Time of My Life, Part 14: The passport gets filled up

They used to urge us to “join the Army and see the world.” I saw part of the world back in the old days, but a career in print journalism allowed me to see a whole lot more of it.

For that I am grateful.

While working as editorial page editor for the Beaumont Enterprise and the Amarillo Globe-News in Texas, I belonged to a group called the National Conference of Editorial Writers. NCEW no longer exists as it did in its heyday, given the dramatically changing media world these days.

However, when it flourished, it enabled its members to embark on factfinding trips abroad. I was privileged to attend three of them.

I’ll share some of those memories.

In 1989, we embarked on a three-week journey to Southeast Asia. It began in San Francisco for a briefing from experts in the region. We flew off to Bangkok, Thailand. We visited with government officials and took in our share of sights to see.

Then we jetted off to Hanoi, Vietnam. The United States and Vietnam had not yet established diplomatic relations, so we had extra pressure to be on our best behavior while touring Hanoi. We later flew to Ho Chi Minh City (which the locals still refer to as “Saigon”). The differences between those two cities was remarkable in the extreme. Hanoi was dark, dingy and a bit foreboding; Saigon was, well, quite the opposite.

After touring Saigon, we boarded a plane for Phnom Penh, Cambodia. That leg of the trip produced some remarkable discovery for us. Vietnam had invaded Cambodia a decade earlier, occupied the country, and then revealed to the world the atrocities that occurred in Cambodia under the vicious rule of the Khmer Rouge, led by Pol Pot. We saw up close killing fields, torture chambers and talked to survivors of one of the 20th century’s most hideous examples of genocide.

We caravanned back to Saigon and spent Thanksgiving 1989 in a hotel dining room eating a meal prepared by our hosts to honor their American visitors and helping us celebrate our uniquely American holiday.

I will have more to say about one additional leg of that trip later. Spoiler alert: It involves a return to the place where I had served in the Army two decades earlier. That, dear reader, was a cathartic event!

A decade later, in 1997, I participated in an NCEW trip to Mexico City. It was a much shorter excursion, but it was eventful indeed.

We talked to officials about bilateral relations between the United States and Mexico. We watched the Folklorico Ballet, one of those colorful entertainment events I’ve ever seen.

We also had an audience at Los Pinos, the presidential mansion, with Mexican President Ernesto Zedillo. That was an event that, shall we say, taxed my ability to hold it together. I had consumed some water that I should not have consumed. I was getting sick, rapidly, while we awaited the president.

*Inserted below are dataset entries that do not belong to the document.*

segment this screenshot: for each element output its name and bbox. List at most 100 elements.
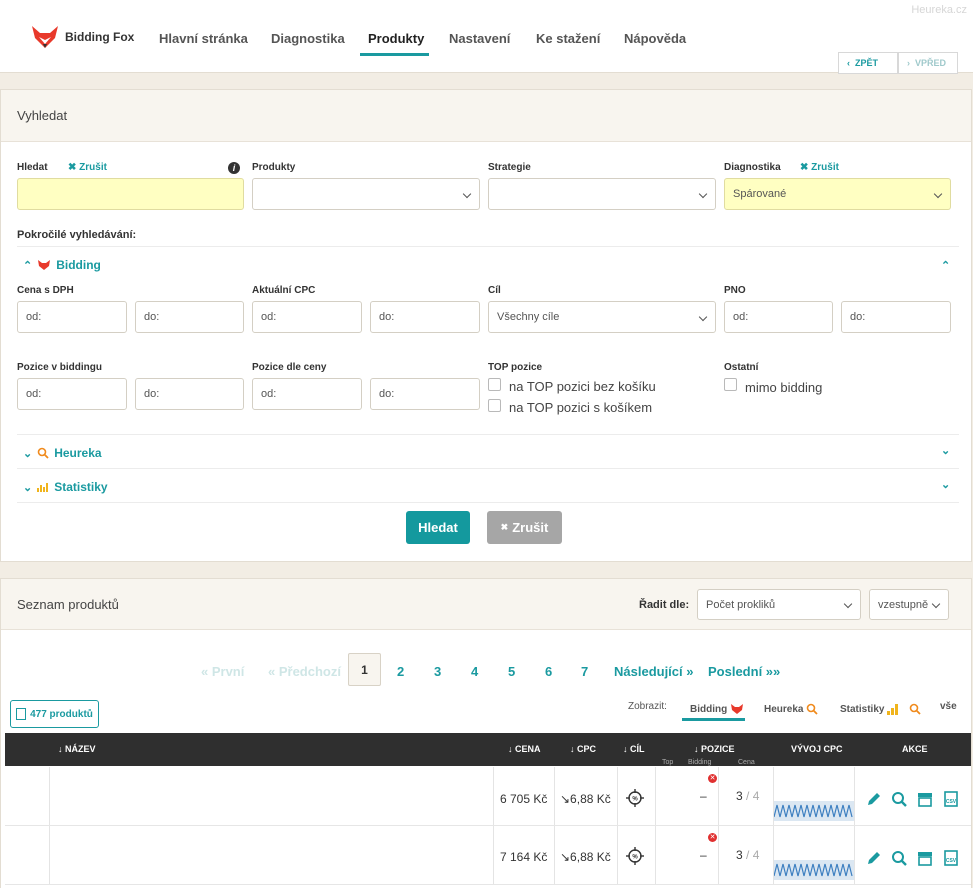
pozice-bidding-label: Pozice v biddingu [17,362,103,373]
shop-icon[interactable] [917,850,933,866]
divider [17,502,959,503]
nav-diagnostika[interactable]: Diagnostika [271,31,345,46]
search-icon[interactable] [891,850,907,866]
page-6[interactable]: 6 [545,664,552,679]
page-first[interactable]: « První [201,664,244,679]
table-row[interactable]: 6 705 Kč ↘6,88 Kč % ✕ – 3 / 4 CSV [5,767,971,826]
advanced-label: Pokročilé vyhledávání: [17,229,137,241]
back-button[interactable]: ‹ ZPĚT [838,52,898,74]
top-header: Heureka.cz Bidding Fox Hlavní stránka Di… [0,0,973,74]
product-count-button[interactable]: 477 produktů [10,700,99,728]
edit-icon[interactable] [866,850,882,866]
cpc-do-input[interactable]: do: [370,301,480,333]
chevron-up-icon[interactable]: ⌃ [941,259,950,272]
cena-do-input[interactable]: do: [135,301,244,333]
heureka-icon [807,703,819,715]
mimo-bidding-checkbox[interactable] [724,378,737,391]
page-3[interactable]: 3 [434,664,441,679]
diagnostika-clear[interactable]: ✖ Zrušit [800,162,839,173]
search-icon[interactable] [891,791,907,807]
row-bidding-pos: – [700,789,707,803]
page-prev[interactable]: « Předchozí [268,664,341,679]
page-2[interactable]: 2 [397,664,404,679]
chevron-up-icon: ⌃ [23,259,33,272]
heureka-section-toggle[interactable]: ⌄ Heureka [23,446,102,460]
svg-text:%: % [632,797,638,803]
row-cena: 7 164 Kč [500,850,548,864]
page-7[interactable]: 7 [581,664,588,679]
page-last[interactable]: Poslední »» [708,664,780,679]
col-nazev[interactable]: ↓ NÁZEV [58,744,96,754]
nav-home[interactable]: Hlavní stránka [159,31,248,46]
csv-icon[interactable]: CSV [943,791,959,807]
sort-select[interactable]: Počet prokliků [697,589,861,620]
search-submit-button[interactable]: Hledat [406,511,470,544]
hledat-clear[interactable]: ✖ Zrušit [68,162,107,173]
view-statistiky[interactable]: Statistiky [840,703,922,715]
view-heureka[interactable]: Heureka [764,703,819,715]
top-s-kosikem-checkbox[interactable] [488,399,501,412]
show-label: Zobrazit: [628,701,667,712]
svg-text:CSV: CSV [946,858,957,864]
cpc-sparkline [774,801,854,821]
forward-button[interactable]: › VPŘED [898,52,958,74]
nav-nastaveni[interactable]: Nastavení [449,31,510,46]
bar-chart-icon [887,704,899,715]
bidding-section-toggle[interactable]: ⌃ Bidding [23,258,101,272]
cpc-label: Aktuální CPC [252,285,316,296]
heureka-link[interactable]: Heureka.cz [911,4,967,16]
col-cpc[interactable]: ↓ CPC [570,744,596,754]
info-icon[interactable]: i [228,162,240,174]
nav-napoveda[interactable]: Nápověda [624,31,686,46]
page-4[interactable]: 4 [471,664,478,679]
col-cil[interactable]: ↓ CÍL [623,744,645,754]
view-bidding[interactable]: Bidding [690,703,744,715]
cil-select[interactable]: Všechny cíle [488,301,716,333]
edit-icon[interactable] [866,791,882,807]
produkty-select[interactable] [252,178,480,210]
pno-do-input[interactable]: do: [841,301,951,333]
search-cancel-button[interactable]: ✖ Zrušit [487,511,562,544]
page-next[interactable]: Následující » [614,664,693,679]
page-current[interactable]: 1 [348,653,381,686]
top-bez-kosiku-checkbox[interactable] [488,378,501,391]
pozice-ceny-do-input[interactable]: do: [370,378,480,410]
col-cena[interactable]: ↓ CENA [508,744,541,754]
csv-icon[interactable]: CSV [943,850,959,866]
row-cpc: ↘6,88 Kč [560,850,611,864]
target-icon[interactable]: % [625,788,645,808]
pozice-ceny-label: Pozice dle ceny [252,362,327,373]
nav-ke-stazeni[interactable]: Ke stažení [536,31,600,46]
pno-od-input[interactable]: od: [724,301,833,333]
cpc-od-input[interactable]: od: [252,301,362,333]
strategie-select[interactable] [488,178,716,210]
col-pozice[interactable]: ↓ POZICE [694,744,735,754]
pozice-bidding-od-input[interactable]: od: [17,378,127,410]
cena-label: Cena s DPH [17,285,74,296]
nav-active-indicator [360,53,429,56]
divider [17,468,959,469]
statistiky-section-toggle[interactable]: ⌄ Statistiky [23,480,108,494]
fox-icon [731,704,744,714]
target-icon[interactable]: % [625,846,645,866]
chevron-down-icon[interactable]: ⌄ [941,478,950,491]
order-select[interactable]: vzestupně [869,589,949,620]
bar-chart-icon [37,483,49,492]
hledat-input[interactable] [17,178,244,210]
cena-od-input[interactable]: od: [17,301,127,333]
table-row[interactable]: 7 164 Kč ↘6,88 Kč % ✕ – 3 / 4 CSV [5,826,971,885]
col-bidding: Bidding [688,759,712,766]
view-all[interactable]: vše [940,701,957,712]
diagnostika-select[interactable]: Spárované [724,178,951,210]
shop-icon[interactable] [917,791,933,807]
chevron-down-icon[interactable]: ⌄ [941,444,950,457]
list-title: Seznam produktů [17,596,119,612]
search-title: Vyhledat [17,108,68,123]
chevron-down-icon: ⌄ [23,481,33,494]
nav-produkty[interactable]: Produkty [368,31,424,46]
logo[interactable]: Bidding Fox [30,24,134,50]
pozice-bidding-do-input[interactable]: do: [135,378,244,410]
page-5[interactable]: 5 [508,664,515,679]
pozice-ceny-od-input[interactable]: od: [252,378,362,410]
row-cpc: ↘6,88 Kč [560,792,611,806]
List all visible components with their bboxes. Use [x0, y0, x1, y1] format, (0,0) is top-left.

President Zedillo greeted us, welcomed us to a conference room and chatted with us individually. I told him my name and said I was from Amarillo, Texas. He was somehow smitten by the idea I came from Texas. He wanted to chat a little longer about life in Amarillo.

Meanwhile, I my body temperature was spiking as I fought to resist the oncoming sickness that would befall me later that day.

I got through it. Thankfully.

In 2004 I was able to return to Southeast Asia with another NCEW delegation. The mission on that journey was to discuss the HIV/AIDS crisis in Asia.

We attended the International Conference on AIDS in Bangkok, visited with American health officials there, became acquainted with medical professionals from Africa and Asia.

We returned to Cambodia, where I was struck by how far that country had come from my earlier visit in 1989. We talked to more professionals involved with HIV/AIDS prevention and control.

Then we jetted off to Delhi, India, where we learned of how India is grappling with the HIV/AIDS crisis. We took a day trip to Mumbai, where we sat on the floor of a house visiting with prostitutes who had become infected with the virus.

Yes, it was an eye-opener.

There were other overseas journeys I was able to take while working as journalist: to Greece, Cyprus and Taiwan. I wanted to highlight the NCEW ventures because of my association with a professional organization that helped me grow as a journalist.

I mention this because my career produced many “times of my life.” That I was able to see so much of the world while pursuing a craft I enjoyed fully has filled me with memories that will last a lifetime.